Like a lot of Christians, I watched the “Gospel of Judas” program on the National Geographic channel in 2006. It was a well-done program. But at the time, the entire endeavor was under a cloud. The manuscript’s history has always been a problem. Then, the producers of the program, the codex owners, and several of the program’s commentators all seemed to have agendas that conflicted with good scholarship.
Now, come to find out, another scholar has a fresh transliteration of the text that reflects a fundamentally different perspective than the one that NG provided.
You can get up to speed with this piece in the current US News & World report (Yahoo version). Journalist Jay Tolson notes:
Remember all the hoopla about the Gospel of Judas, the long-lost Gnostic text that depicted Judas not as wicked villain but as the Messiah’s favorite, who was given the nasty job of betraying him because he understood Jesus’s special mission better than anybody else did?
Well, now it turns out that that might not be what the Gospel of Judas was saying at all. If April De Conick, a professor of biblical studies at Rice University, is right, the English translation that was sponsored by the National Geographic was so flawed in crucial places that it reversed what the text was actually saying: that Judas was just as nasty as all the traditional orthodox Christian accounts said he was.
The problem, De Conick says, is that the translation was based on very incomplete reconstructions of the original Coptic text. In the October 15 entry of her Forbidden Gospels Blog, she explains that the mistakes were so bad that she was inspired to write a book, the newly published Thirteenth Apostle, to rectify them:
I haven’t see a copy of the book yet. But if De Conick’s work holds up under further scrutiny it will weaken further the attempts by lefty scholars to undermine Christian orthodoxy through the elevation of gnostic writings.
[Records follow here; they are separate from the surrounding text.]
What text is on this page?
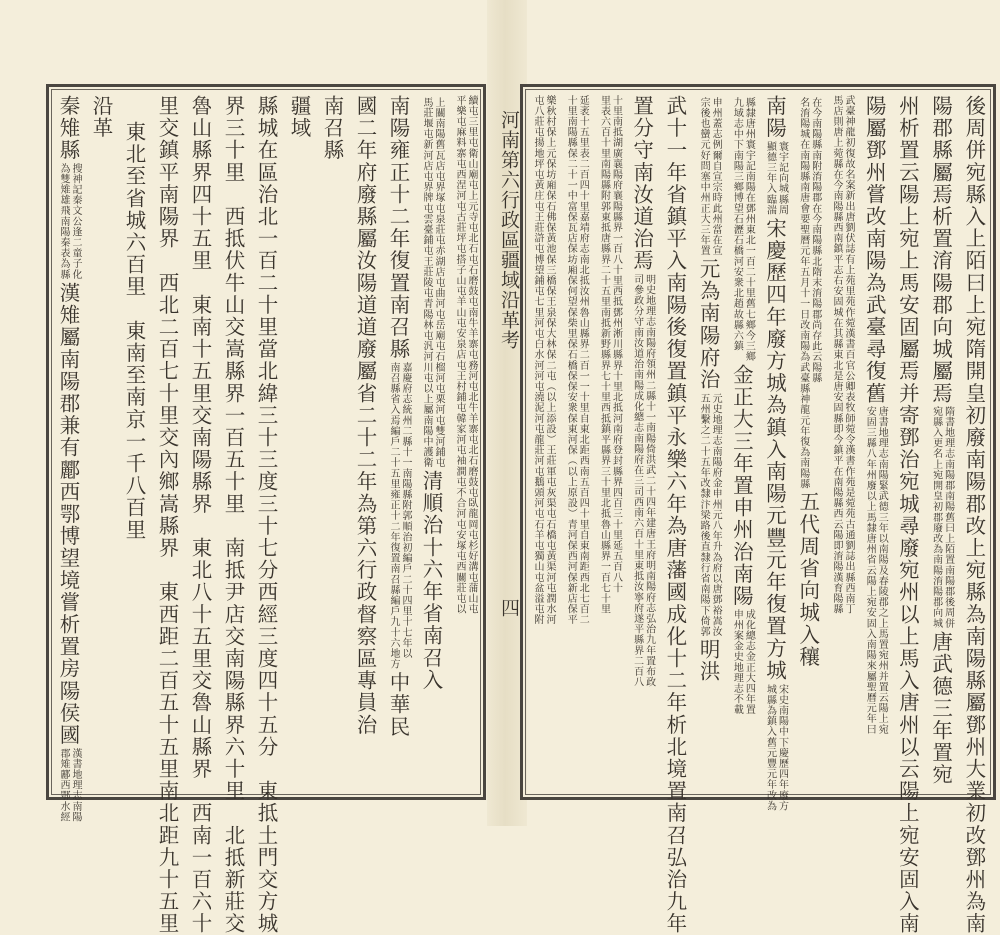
河南第六行政區疆域沿革考
四	後周併宛縣入上陌曰上宛隋開皇初廢南陽郡改上宛縣為南陽縣屬鄧州大業初改鄧州為南
陽郡縣屬焉析置淯陽郡向城屬焉
隋書地理志南陽郡南陽舊曰上陌置南陽郡後周併
宛縣入更名上宛開皇初郡廢改為南陽淯陽郡向城
唐武德三年置宛
州析置云陽上宛上馬安固屬焉并寄鄧治宛城尋廢宛州以上馬入唐州以云陽上宛安固入南
陽屬鄧州嘗改南陽為武臺尋復舊
唐書地理志南陽緊武德三年以南陽及春陵郡之上馬置宛州并置云陽上宛
安固三縣八年州廢以上馬隸唐州省云陽上宛安固入南陽來屬聖曆元年曰
武臺神龍初復故名案新出唐劉伏誌有上苑里苑作菀漢書百官公卿表牧師菀令漢書作苑是菀苑古通劉誌出縣西南丁
馬店則唐上菀縣在今南陽縣西南鎮平志右安固城在其縣東北是唐安固縣即今鎮平在南陽縣西云陽即淯陽漢育陽縣
在今南陽縣南附淯陽郡在今南陽縣北隋末淯陽郡尚存此云陽縣
名淯陽城在南陽縣南唐會要聖曆元年五月十一日改南陽為武臺縣神龍元年復為南陽縣
五代周省向城入穰
南陽
寰宇記向城縣周
顯德三年入臨湍
宋慶歷四年廢方城為鎮入南陽元豐元年復置方城
宋史南陽中下慶歷四年廢方
城縣為鎮入舊元豐元年改為
縣隸唐州寰宇記南陽在鄧州東北一百二十里舊七鄉今三鄉
九域志中下南陽三鄉博望石瀝石橋河安衆北趙故縣六鎮
金正大三年置申州治南陽
成化總志金正大四年置
申州案金史地理志不載
申州蓋志例爾自宣宗時此州當在宣
宗後也蠻元好問塞中州正大三年置
元為南陽府治
元史地理志南陽府金申州元八年升為府以唐鄧裕嵩汝
五州繫之二十五年改隸汴梁路後直隸行省南陽下倚郭
明洪
武十一年省鎮平入南陽後復置鎮平永樂六年為唐藩國成化十二年析北境置南召弘治九年
置分守南汝道治焉
明史地理志南陽府領州二縣十一南陽倚洪武二十四年建唐王府明南陽府志弘治九年置布政
司參政分守南汝道治南陽成化總志南陽府在三司西南六百十里東抵汝寧府遂平縣界二百八
十里南抵湖廣襄陽府襄陽縣界一百八十里西抵鄧州淅川縣界十里北抵河南府登封縣界四百三十里延五百八十
里表六百十里南陽縣附郭東抵唐縣界二十五里南抵新野縣界七十里西抵鎮平縣界三十里北抵魯山縣界一百七十里
延袤十五里表二百四十里嘉靖府志南北抵汝州魯山縣界二百一一十里自東北距西南五百四十里自東南距西北七百二
十里南陽縣保二十一中富保瓦店保坊廂保何望保柴里保石橋保保安衆保東河保（以上原設）青河保西河保新店保平
樂秋村保上元保坊廂保石佛保黃池保三橋保王泉保大林保二屯（以上添設）王莊軍屯灰渠屯石橋屯黃渠河屯潤水河
屯八莊屯揚地坪屯黃庄屯王莊滸屯博望鋪屯七里河屯白水河河屯澆泥河屯龍莊河屯鵝頭河屯石羊屯獨山屯盆溢屯附
續屯三里屯衛山廟屯上元寺屯北石屯石磨鼓屯南牛羊寨屯務河屯北牛羊寨屯北石磨鼓屯臥龍岡屯杉好溝屯蒲山屯
平樂屯麻料寨屯西涅河屯古莊坪屯搭子山屯羊山屯安泉店屯王村鋪屯韓家河屯袖澗屯不合河屯安塚屯西關莊屯以
上關南陽舊瓦店屯界塚屯泉莊屯赤湖店屯曲河屯岳廟屯石榴河屯栗河屯雙河鋪屯
馬莊堰屯新河店屯界牌屯雲臺鋪屯王莊陵屯青陽林屯汎河川屯以上屬南陽中護衛
清順治十六年省南召入
南陽雍正十二年復置南召縣
嘉慶府志統州二縣十一南陽縣附郭順治初編戶二十四里十七年以
南召縣省入焉編戶二十五里雍正十二年復置南召縣編戶九十六地方
中華民
國二年府廢縣屬汝陽道道廢屬省二十二年為第六行政督察區專員治
南召縣
疆域
縣城在區治北一百二十里當北緯三十三度三十七分西經三度四十五分　東抵土門交方城
界三十里　西抵伏牛山交嵩縣界一百五十里　南抵尹店交南陽縣界六十里　北抵新莊交
魯山縣界四十五里　東南十五里交南陽縣界　東北八十五里交魯山縣界　西南一百六十
里交鎮平南陽界　西北二百七十里交內鄉嵩縣界　東西距二百五十五里南北距九十五里
東北至省城六百里　東南至南京一千八百里
沿革
秦雉縣
搜神記秦文公逢二童子化
為雙雉雄飛南陽秦表為縣
漢雉屬南陽郡兼有酈西鄂博望境嘗析置房陽侯國
漢書地理志南陽
郡雉酈西鄂水經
Wikipedia will give you a good summary overview of this ongoing controversy.
To me, the other amazing realization is how
Judas has staying power as a pop culture icon.
See this review of the new production, “The Last Days of Judas Iscariot.”
The reviewer writes:
The play centers on Judas’ trial in purgatory, and a liberal, young, female lawyer’s attempt to have him cleared of all charges and let in to heaven. Many famous witnesses are called on his behalf and against him including Mother Teresa, Sigmund Freud, and Lucifer himself. What makes these characters so unique is their portrayal. They use clichés skillfully by upholding them and debunking them at the same time. Typical religious figures such as Peter, Matthew, and Judas himself are modernized in a way that makes them accessible without diminishing the root of their characters.
Here’s more on the play in the Dallas Morning News.
Why do we find Judas such a fascinating figure?